$1-m upgrading work starts at Falmouth police station
WESTERN BUREAU — Just over $1 million is being spent by the Ministry of National Security to carry out much needed repairs at the Falmouth police station in Trelawny.
Work began at the facility yesterday and is expected to last for two weeks.
According to the ministry’s project manager, Raymond Ramdatt, the work involves repairs to the guardroom, canteen, cellblocks and the roof. He added that the office complex is also slated to be repaired and will also get a fresh coat of painting during the refurbishing work.
Ramdatt also said that plans were also in place to have the policemen who live at the station’s barracks to take up residence at a building owned by the ministry, at Rock district.
Over the past few years, several civic groups and the police officers operating in Trelawny have complained about the poor state of the Falmouth station.
Early last year, superintendent in charge of the parish, Jasmine Tomlinson-Brown expressed her displeasure at the conditions under which her team had to work, citing the leaky roofs of the guardroom and barracks, as well as the sleeping quarters’ broken floorboards.
She said that the unsatisfactory conditions had sapped the morale of her officers.

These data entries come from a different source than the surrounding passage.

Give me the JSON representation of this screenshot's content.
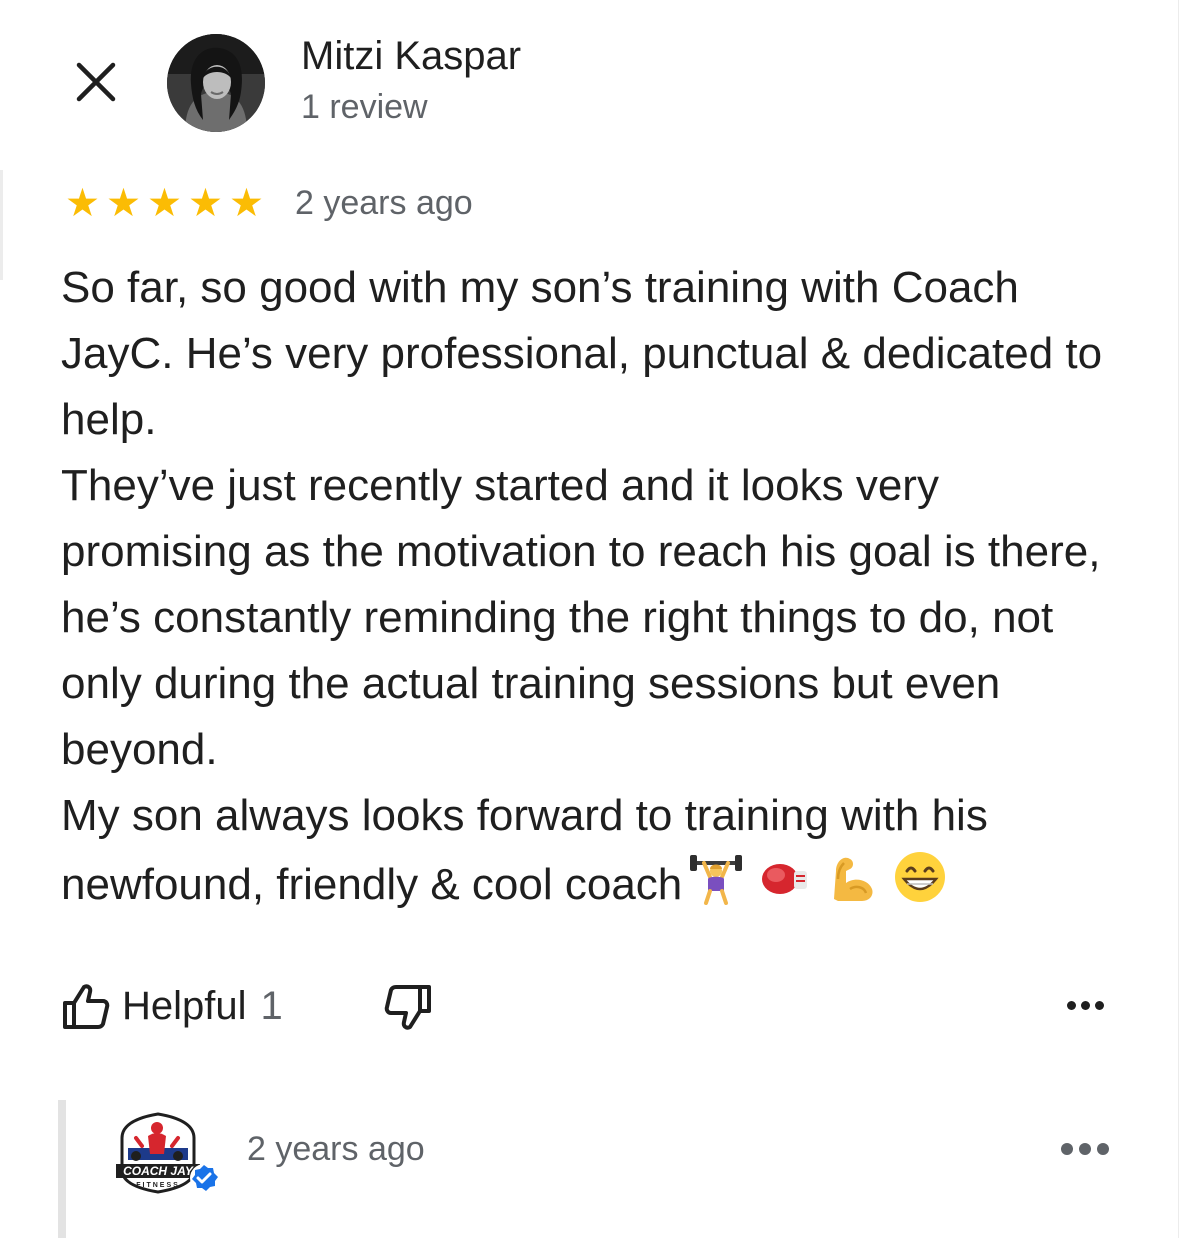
{
  "header": {
    "close_icon": "close-icon",
    "reviewer_name": "Mitzi Kaspar",
    "review_count": "1 review"
  },
  "review": {
    "rating": 5,
    "max_rating": 5,
    "star_glyph": "★",
    "star_color": "#fbbc04",
    "date": "2 years ago",
    "paragraphs": [
      "So far, so good with my son’s training with Coach JayC. He’s very professional, punctual & dedicated to help.",
      "They’ve just recently started and it looks very promising as the motivation to reach his goal is there, he’s constantly reminding the right things to do, not only during the actual training sessions but even beyond.",
      "My son always looks forward to training with his newfound, friendly & cool coach"
    ],
    "emojis": [
      "weightlifter-emoji",
      "boxing-glove-emoji",
      "flexed-biceps-emoji",
      "grinning-face-emoji"
    ]
  },
  "actions": {
    "helpful_label": "Helpful",
    "helpful_count": "1",
    "thumbs_up_icon": "thumbs-up-icon",
    "thumbs_down_icon": "thumbs-down-icon",
    "more_icon": "more-options-icon"
  },
  "owner_reply": {
    "logo_text": "COACH JAY",
    "logo_subtext": "FITNESS",
    "verified_icon": "verified-badge-icon",
    "date": "2 years ago",
    "more_icon": "more-options-icon"
  }
}
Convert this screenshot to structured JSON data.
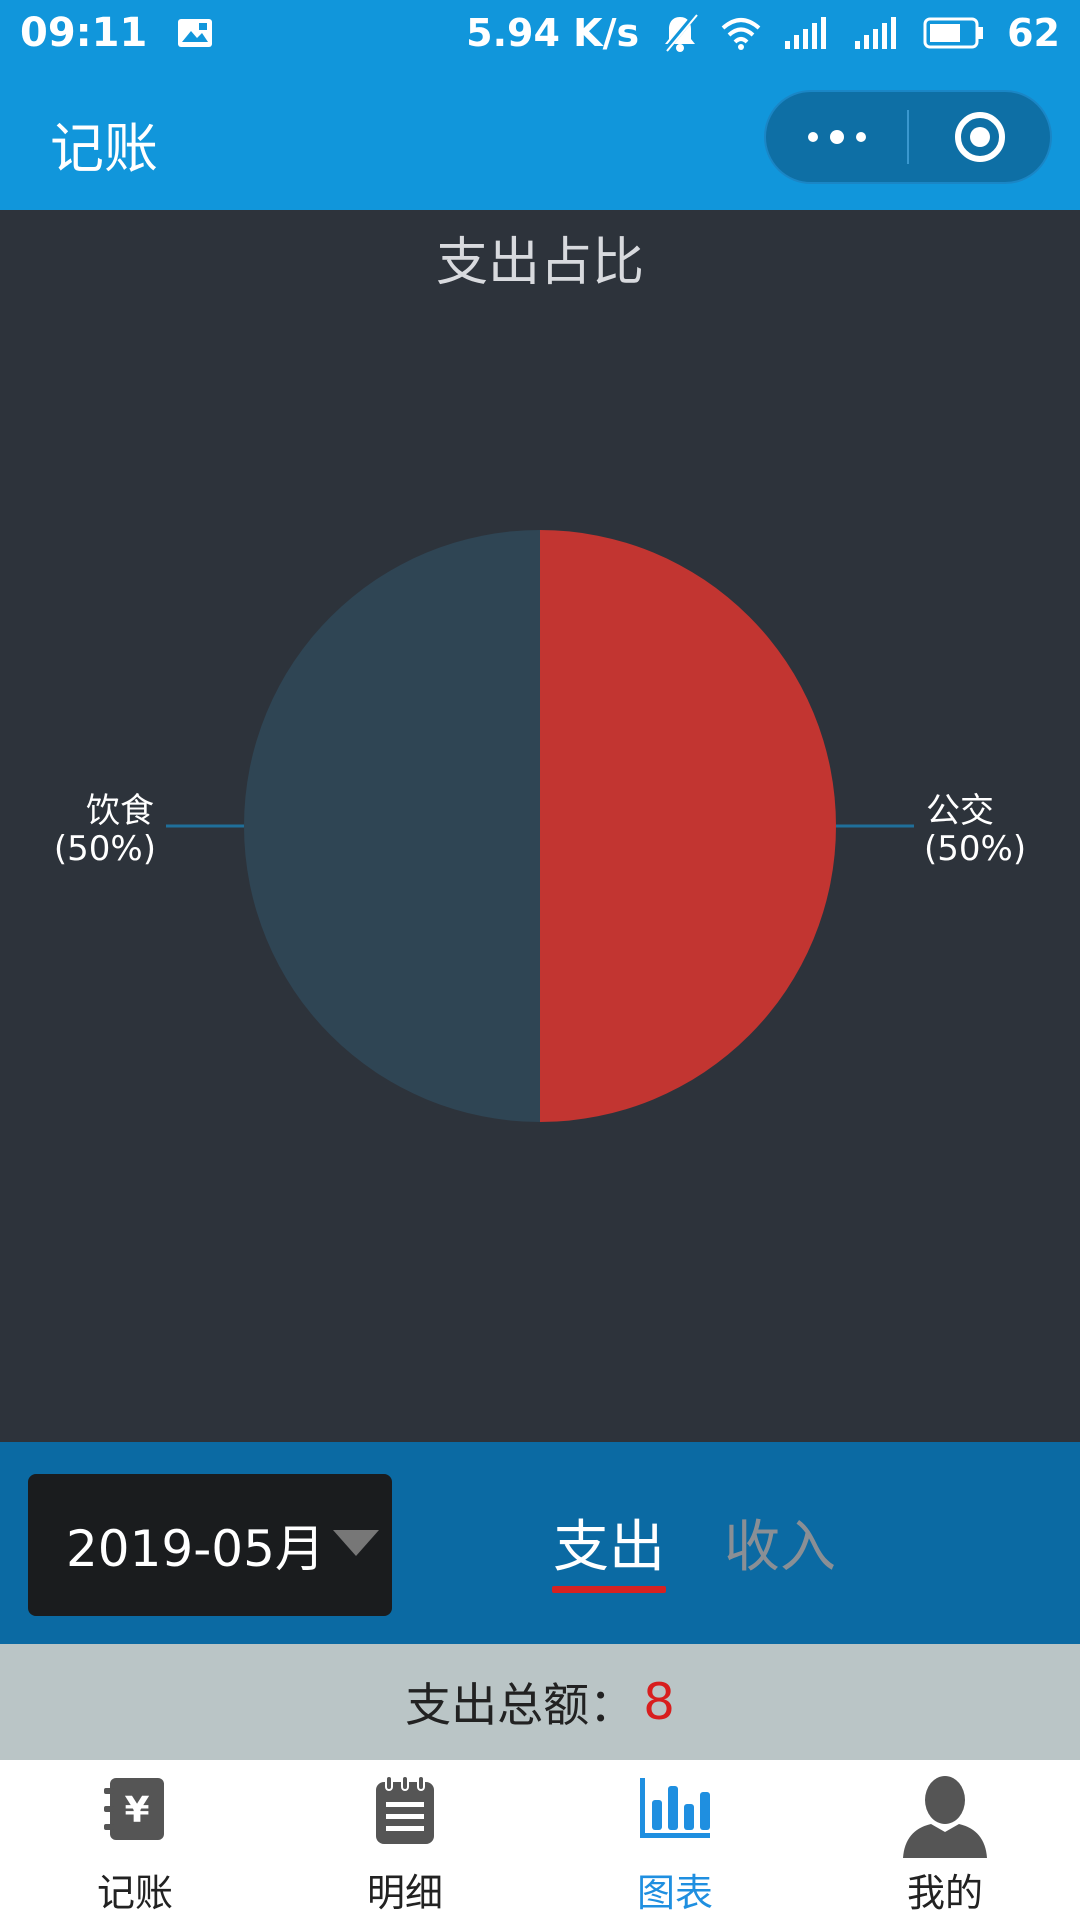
{
  "status_bar": {
    "time": "09:11",
    "speed": "5.94 K/s",
    "battery": "62",
    "icons": [
      "gallery-icon",
      "mute-icon",
      "wifi-icon",
      "signal-4g-icon",
      "signal-icon",
      "battery-icon"
    ]
  },
  "nav": {
    "title": "记账",
    "capsule_icons": [
      "more-dots-icon",
      "close-target-icon"
    ]
  },
  "chart_data": {
    "type": "pie",
    "title": "支出占比",
    "slices": [
      {
        "name": "公交",
        "value": 50,
        "label": "(50%)",
        "color": "#c23531",
        "side": "right"
      },
      {
        "name": "饮食",
        "value": 50,
        "label": "(50%)",
        "color": "#2f4554",
        "side": "left"
      }
    ],
    "background": "#2d333b",
    "leader_line_color": "#1f6f9a"
  },
  "filter": {
    "month": "2019-05月",
    "tabs": [
      {
        "label": "支出",
        "active": true
      },
      {
        "label": "收入",
        "active": false
      }
    ]
  },
  "total": {
    "label": "支出总额：",
    "value": "8"
  },
  "tabbar": {
    "items": [
      {
        "label": "记账",
        "icon": "yen-book-icon",
        "active": false
      },
      {
        "label": "明细",
        "icon": "notepad-icon",
        "active": false
      },
      {
        "label": "图表",
        "icon": "bar-chart-icon",
        "active": true
      },
      {
        "label": "我的",
        "icon": "user-icon",
        "active": false
      }
    ]
  },
  "colors": {
    "brand": "#1196db",
    "tab_active": "#1f8fe0",
    "accent_red": "#d62222"
  }
}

Tomlinson-Brown told the Observer yesterday that she welcomed the repairs at the station and said that the refurbishing would enhance the performance of the policemen.

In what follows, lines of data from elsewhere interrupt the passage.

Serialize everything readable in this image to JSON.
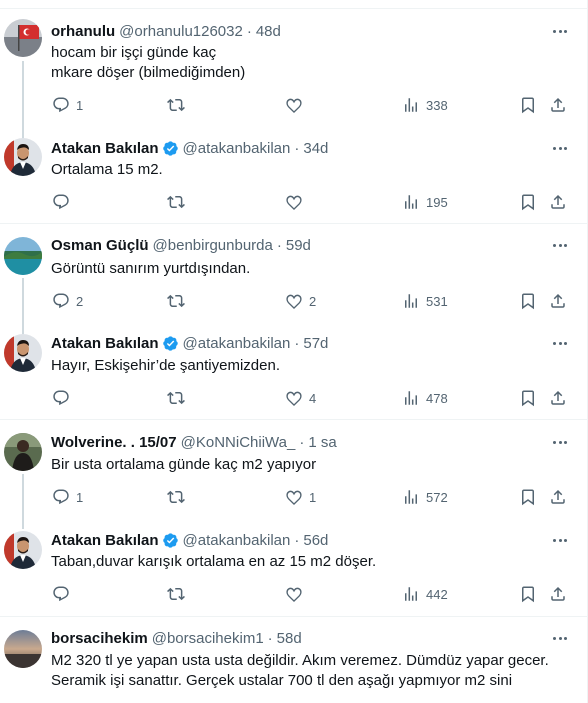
{
  "tweets": [
    {
      "name": "orhanulu",
      "handle": "@orhanulu126032",
      "time": "48d",
      "verified": false,
      "text": "hocam bir işçi günde kaç\nmkare döşer (bilmediğimden)",
      "replies": "1",
      "retweets": "",
      "likes": "",
      "views": "338",
      "avatar": "flag-profile"
    },
    {
      "name": "Atakan Bakılan",
      "handle": "@atakanbakilan",
      "time": "34d",
      "verified": true,
      "text": "Ortalama 15 m2.",
      "replies": "",
      "retweets": "",
      "likes": "",
      "views": "195",
      "avatar": "man-suit"
    },
    {
      "name": "Osman Güçlü",
      "handle": "@benbirgunburda",
      "time": "59d",
      "verified": false,
      "text": "Görüntü sanırım yurtdışından.",
      "replies": "2",
      "retweets": "",
      "likes": "2",
      "views": "531",
      "avatar": "coast"
    },
    {
      "name": "Atakan Bakılan",
      "handle": "@atakanbakilan",
      "time": "57d",
      "verified": true,
      "text": "Hayır, Eskişehir’de şantiyemizden.",
      "replies": "",
      "retweets": "",
      "likes": "4",
      "views": "478",
      "avatar": "man-suit"
    },
    {
      "name": "Wolverine. . 15/07",
      "handle": "@KoNNiChiiWa_",
      "time": "1 sa",
      "verified": false,
      "text": "Bir usta ortalama günde kaç m2 yapıyor",
      "replies": "1",
      "retweets": "",
      "likes": "1",
      "views": "572",
      "avatar": "dark-figure"
    },
    {
      "name": "Atakan Bakılan",
      "handle": "@atakanbakilan",
      "time": "56d",
      "verified": true,
      "text": "Taban,duvar karışık ortalama en az 15 m2 döşer.",
      "replies": "",
      "retweets": "",
      "likes": "",
      "views": "442",
      "avatar": "man-suit"
    },
    {
      "name": "borsacihekim",
      "handle": "@borsacihekim1",
      "time": "58d",
      "verified": false,
      "text": "M2 320 tl ye yapan usta usta değildir. Akım veremez. Dümdüz yapar gecer.\nSeramik işi sanattır. Gerçek ustalar 700 tl den aşağı yapmıyor m2 sini",
      "replies": "",
      "retweets": "",
      "likes": "",
      "views": "",
      "avatar": "sunset"
    }
  ],
  "icons": {
    "reply": "reply-icon",
    "retweet": "retweet-icon",
    "like": "heart-icon",
    "views": "views-icon",
    "bookmark": "bookmark-icon",
    "share": "share-icon",
    "more": "more-icon",
    "verified": "verified-badge-icon"
  },
  "colors": {
    "text": "#0f1419",
    "secondary": "#536471",
    "verified": "#1d9bf0",
    "border": "#eff3f4",
    "thread_line": "#cfd9de"
  }
}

“The police here have been working under deplorable condition for a very long time and have performed well, despite the existing conditions. They have given more than 100 per cent,” the superintendent said.

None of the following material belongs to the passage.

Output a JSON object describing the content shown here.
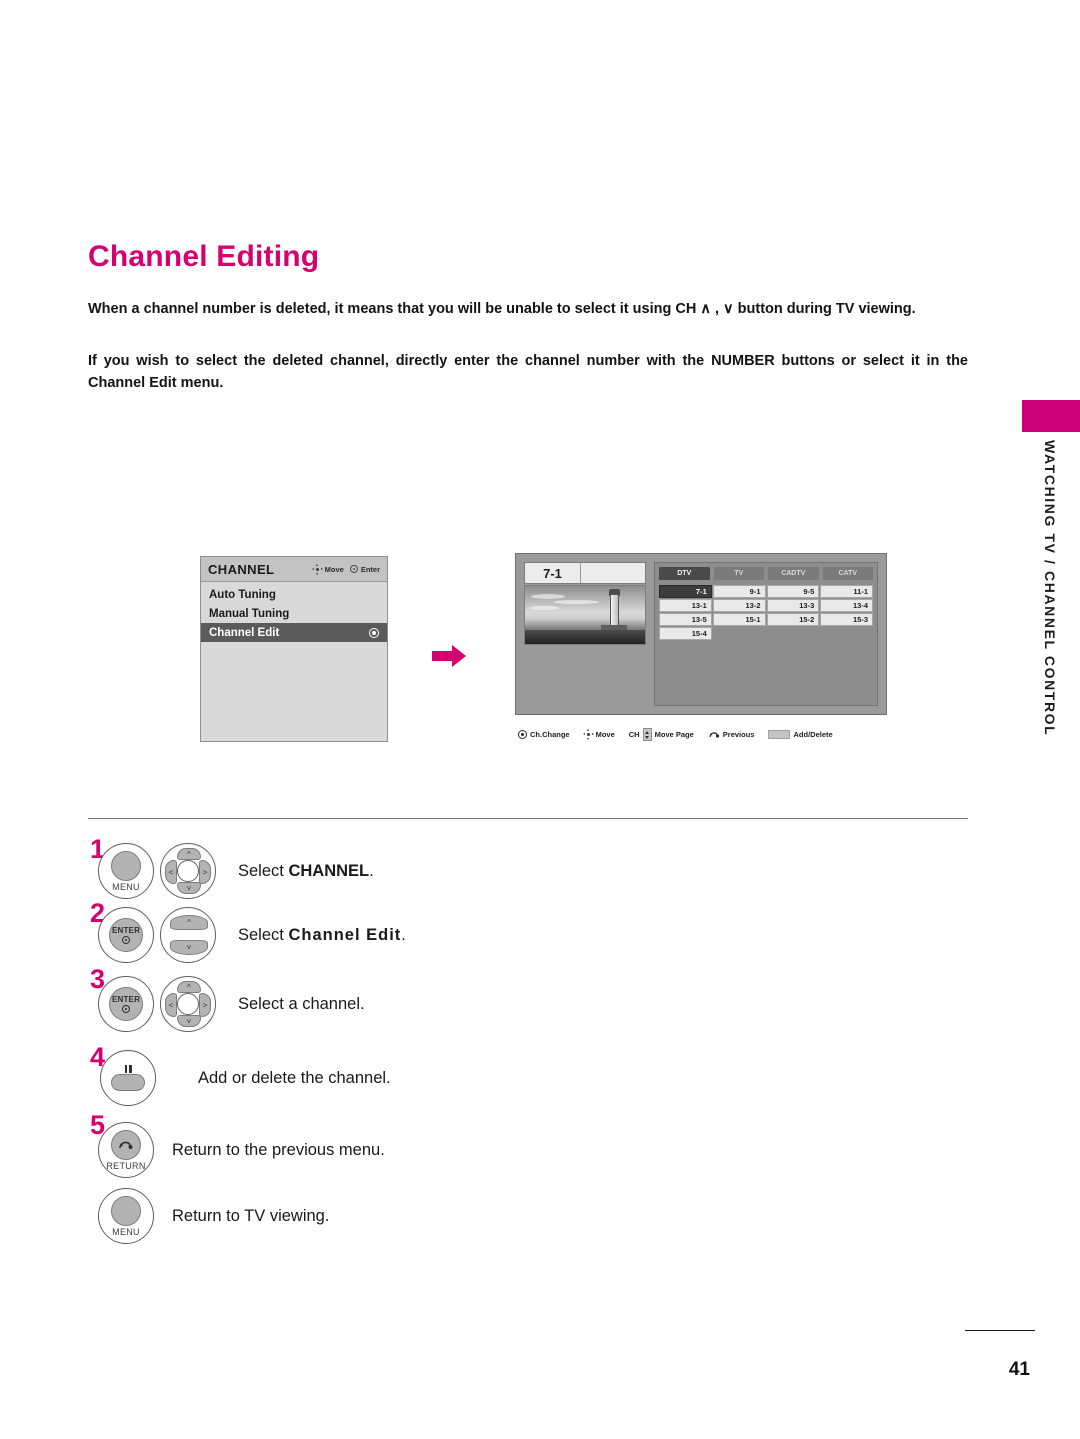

But while some officers welcomed the refurbishing work, other policemen have expressed concern about the delay in the construction of a new police station for Falmouth.
Last October, then minister of national security and justice K D Knight broke ground for the construction of a new police station and court-house in Falmouth, which he said would cost just over $200 million.
At the groundbreaking, Knight said that the new station would provide a new comfort level for both police officers and those detained by the lawmen.
The Observer was, however, unable to get a start-up date for the project. A spokesman for the security ministry said, however, that present security minister, Peter Phillips, was “still committed” to the building of the new station.